What’s it Like to Dig Graves by Hand?

Mark Hubbard has been doing just that for over 40 years

Digging graves by hand is not as much fun as one might think. Roots, rocks, frozen soil, rainwater, snowfall and sudden soil collapses are a few of the sediment impediments you’re likely to unearth. Yet it needs to be done because you have a firm deadline. Period, end of sentence. Mark Hubbard has been facing these challenges for 40 years, and although his company, Dignified Cemetery Services, has expanded into monuments and vaults, he and his crew break out their shovels and picks, and still dig out those perfect rectangles by hand. Whatever and whenever. All year long.

Photo by David Mendelsohn

  • I started digging alone 40 years ago. Now I have 12 trucks.
  • I remember standing on the edge of my first hole in admiration, but within seconds I fell in with a bunch of dirt and grass. You eventually learn never to stand on the edge of an open grave.
  • I’d only get the difficult cemeteries where no one else wanted to dig with hardpan, large rocks, roots and water.
  • Hardpan is a dark soil you cannot dig without loosening. You have to painstakingly use a pick and then shovel.
  • To remove rocks, you have dig around them, then pull them out. Once I set a rock on my tailgate and it snapped the tailgate right off the truck.
  • Funerals are never canceled [due to] weather. You can find yourself in pouring rain, snow and extreme heat.
  • In the winter, I have to use a jackhammer to get through the frost. If it’s a cold winter with little snow, I have had over three feet of freeze.
  • Every grave requires the removal of about 20 wheelbarrows of dirt. That’s the allowance for the burial vault.
  • Sometimes you have to wheel them 100 yards to the dump pile in the cemetery. It can be more challenging than the digging. I’ve had a lot of people quit after that.
  • To hand-dig a grave it takes between two and eight hours, depending on the grave and the conditions.
  • When I was a younger, I encountered an ideal situation to break a hand-digging world record. I dug the grave from start to finish in 50 minutes. It is a time that I am still proud of today.
  • I come from a family of farmers and loggers, so hard physical work was a normal way of life.
  • We are always looking for good gravediggers. Qualifications include small head, big back, ability to draw a rectangle and a strong understanding of how a shovel works.
  • Six feet under is a fallacy. Graves are 52 inches deep, 40 inches wide and eight feet long.
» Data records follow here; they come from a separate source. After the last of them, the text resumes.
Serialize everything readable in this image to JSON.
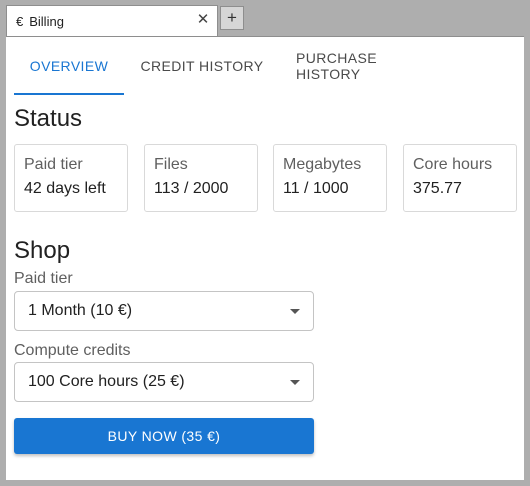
{
  "window": {
    "tab_icon": "€",
    "tab_title": "Billing",
    "close_glyph": "✕",
    "new_tab_glyph": "+"
  },
  "nav": {
    "tabs": [
      {
        "label": "OVERVIEW",
        "active": true
      },
      {
        "label": "CREDIT HISTORY",
        "active": false
      },
      {
        "label": "PURCHASE HISTORY",
        "active": false
      }
    ]
  },
  "status": {
    "heading": "Status",
    "cards": [
      {
        "title": "Paid tier",
        "value": "42 days left"
      },
      {
        "title": "Files",
        "value": "113 / 2000"
      },
      {
        "title": "Megabytes",
        "value": "11 / 1000"
      },
      {
        "title": "Core hours",
        "value": "375.77"
      }
    ]
  },
  "shop": {
    "heading": "Shop",
    "paid_tier_label": "Paid tier",
    "paid_tier_value": "1 Month (10 €)",
    "compute_label": "Compute credits",
    "compute_value": "100 Core hours (25 €)",
    "buy_label": "BUY NOW (35 €)"
  },
  "colors": {
    "accent": "#1976d2",
    "window_bg": "#aeaeae"
  }
}
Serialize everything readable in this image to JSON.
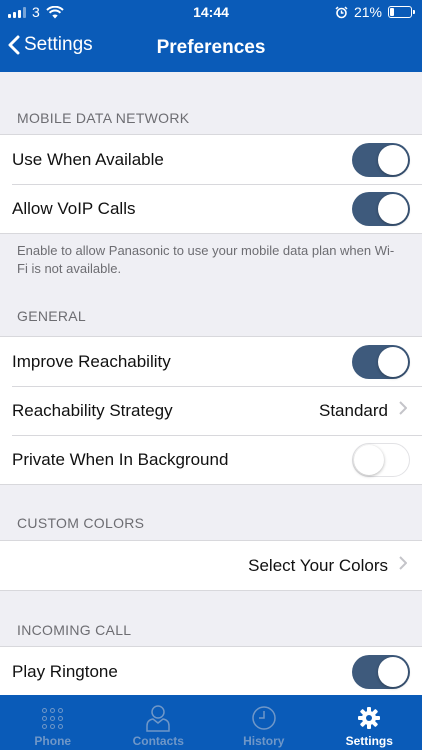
{
  "status_bar": {
    "carrier": "3",
    "time": "14:44",
    "battery": "21%",
    "battery_level": 0.21
  },
  "nav": {
    "back_label": "Settings",
    "title": "Preferences"
  },
  "sections": {
    "mobile_data": {
      "header": "MOBILE DATA NETWORK",
      "use_when_available": {
        "label": "Use When Available",
        "on": true
      },
      "allow_voip": {
        "label": "Allow VoIP Calls",
        "on": true
      },
      "footer": "Enable to allow Panasonic to use your mobile data plan when Wi-Fi is not available."
    },
    "general": {
      "header": "GENERAL",
      "improve_reachability": {
        "label": "Improve Reachability",
        "on": true
      },
      "reachability_strategy": {
        "label": "Reachability Strategy",
        "value": "Standard"
      },
      "private_background": {
        "label": "Private When In Background",
        "on": false
      }
    },
    "custom_colors": {
      "header": "CUSTOM COLORS",
      "select_colors": {
        "label": "Select Your Colors"
      }
    },
    "incoming_call": {
      "header": "INCOMING CALL",
      "play_ringtone": {
        "label": "Play Ringtone",
        "on": true
      }
    }
  },
  "tabbar": {
    "tabs": [
      {
        "label": "Phone",
        "icon": "dialpad-icon",
        "active": false
      },
      {
        "label": "Contacts",
        "icon": "person-icon",
        "active": false
      },
      {
        "label": "History",
        "icon": "clock-icon",
        "active": false
      },
      {
        "label": "Settings",
        "icon": "gear-icon",
        "active": true
      }
    ]
  },
  "colors": {
    "brand_blue": "#0a5bb8",
    "toggle_on": "#3e5a7c",
    "tab_inactive": "#6f97c8"
  }
}
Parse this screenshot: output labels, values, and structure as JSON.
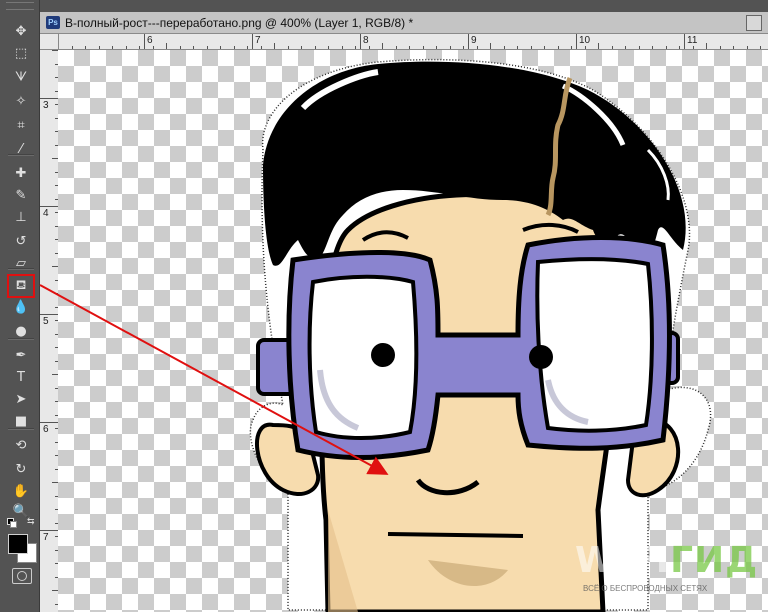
{
  "document": {
    "tab_title": "В-полный-рост---переработано.png @ 400% (Layer 1, RGB/8) *",
    "app_icon": "Ps"
  },
  "rulers": {
    "horizontal": [
      "6",
      "7",
      "8",
      "9",
      "10",
      "11"
    ],
    "vertical": [
      "3",
      "4",
      "5",
      "6",
      "7"
    ]
  },
  "tools": [
    {
      "name": "move-tool-icon",
      "glyph": "✥"
    },
    {
      "name": "marquee-tool-icon",
      "glyph": "⬚"
    },
    {
      "name": "lasso-tool-icon",
      "glyph": "ᗐ"
    },
    {
      "name": "magic-wand-tool-icon",
      "glyph": "✧"
    },
    {
      "name": "crop-tool-icon",
      "glyph": "⌗"
    },
    {
      "name": "eyedropper-tool-icon",
      "glyph": "⁄"
    },
    {
      "name": "healing-brush-tool-icon",
      "glyph": "✚"
    },
    {
      "name": "brush-tool-icon",
      "glyph": "✎"
    },
    {
      "name": "clone-stamp-tool-icon",
      "glyph": "⊥"
    },
    {
      "name": "history-brush-tool-icon",
      "glyph": "↺"
    },
    {
      "name": "eraser-tool-icon",
      "glyph": "▱"
    },
    {
      "name": "paint-bucket-tool-icon",
      "glyph": "⛾"
    },
    {
      "name": "blur-tool-icon",
      "glyph": "💧"
    },
    {
      "name": "dodge-tool-icon",
      "glyph": "●"
    },
    {
      "name": "pen-tool-icon",
      "glyph": "✒"
    },
    {
      "name": "type-tool-icon",
      "glyph": "T"
    },
    {
      "name": "path-selection-tool-icon",
      "glyph": "➤"
    },
    {
      "name": "shape-tool-icon",
      "glyph": "■"
    },
    {
      "name": "3d-rotate-tool-icon",
      "glyph": "⟲"
    },
    {
      "name": "3d-orbit-tool-icon",
      "glyph": "↻"
    },
    {
      "name": "hand-tool-icon",
      "glyph": "✋"
    },
    {
      "name": "zoom-tool-icon",
      "glyph": "🔍"
    }
  ],
  "colors": {
    "foreground": "#000000",
    "background": "#ffffff",
    "highlight": "#e01010",
    "glasses": "#8a84cf",
    "skin": "#f7dcae"
  },
  "watermark": {
    "main_prefix": "WIFI",
    "main_suffix": "ГИД",
    "sub": "ВСЁ О БЕСПРОВОДНЫХ СЕТЯХ"
  }
}
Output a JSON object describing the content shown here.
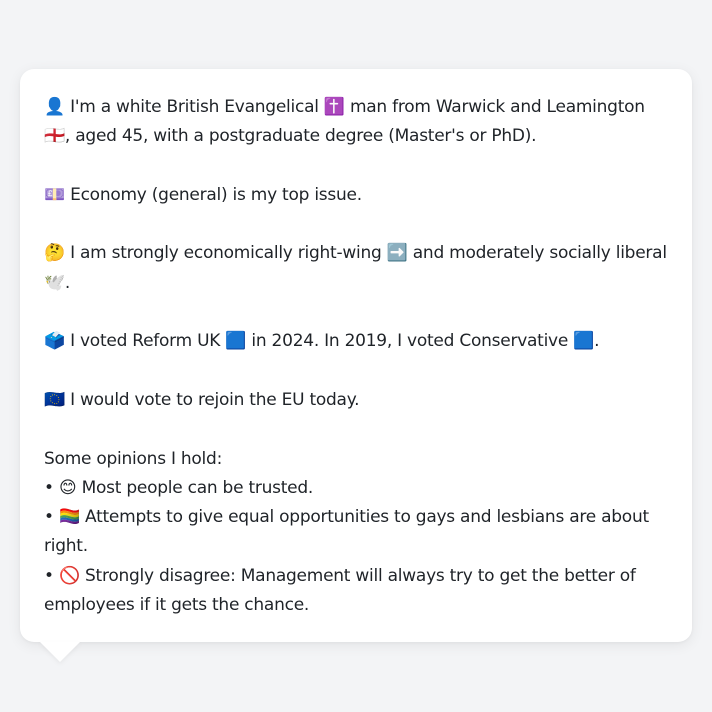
{
  "persona": {
    "intro": {
      "emoji_person": "👤",
      "text_before_religion": "I'm a white British Evangelical",
      "emoji_cross": "✝️",
      "text_before_place": "man from Warwick and Leamington",
      "emoji_flag": "🏴󠁧󠁢󠁥󠁮󠁧󠁿",
      "text_after_place": ", aged 45, with a postgraduate degree (Master's or PhD)."
    },
    "issue": {
      "emoji": "💷",
      "text": "Economy (general) is my top issue."
    },
    "ideology": {
      "emoji_think": "🤔",
      "text_before": "I am strongly economically right-wing",
      "emoji_arrow": "➡️",
      "text_middle": "and moderately socially liberal",
      "emoji_dove": "🕊️",
      "text_end": "."
    },
    "vote": {
      "emoji_ballot": "🗳️",
      "text_2024_before": "I voted Reform UK",
      "emoji_reform": "🟦",
      "text_2024_after": "in 2024. In 2019, I voted Conservative",
      "emoji_con": "🟦",
      "text_end": "."
    },
    "eu": {
      "emoji": "🇪🇺",
      "text": "I would vote to rejoin the EU today."
    },
    "opinions": {
      "heading": "Some opinions I hold:",
      "bullet": "•",
      "items": [
        {
          "emoji": "😊",
          "text": "Most people can be trusted."
        },
        {
          "emoji": "🏳️‍🌈",
          "text": "Attempts to give equal opportunities to gays and lesbians are about right."
        },
        {
          "emoji": "🚫",
          "text": "Strongly disagree: Management will always try to get the better of employees if it gets the chance."
        }
      ]
    }
  },
  "colors": {
    "background": "#f3f4f6",
    "bubble": "#ffffff",
    "text": "#1f2328"
  }
}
Hubbard notes that prior to the 1940s, burial vaults were not mandatory and this is why you often see sunken gravesites and tipped monuments in the older section of the cemeteries. “Now, 95 percent of cemeteries in New England require a burial vault,” says Hubbard. Burial vaults cost as little as $1,000 for a simple concrete affair to upward of $12,000 for a fancy model like this Doric Bronze with triple wall protection.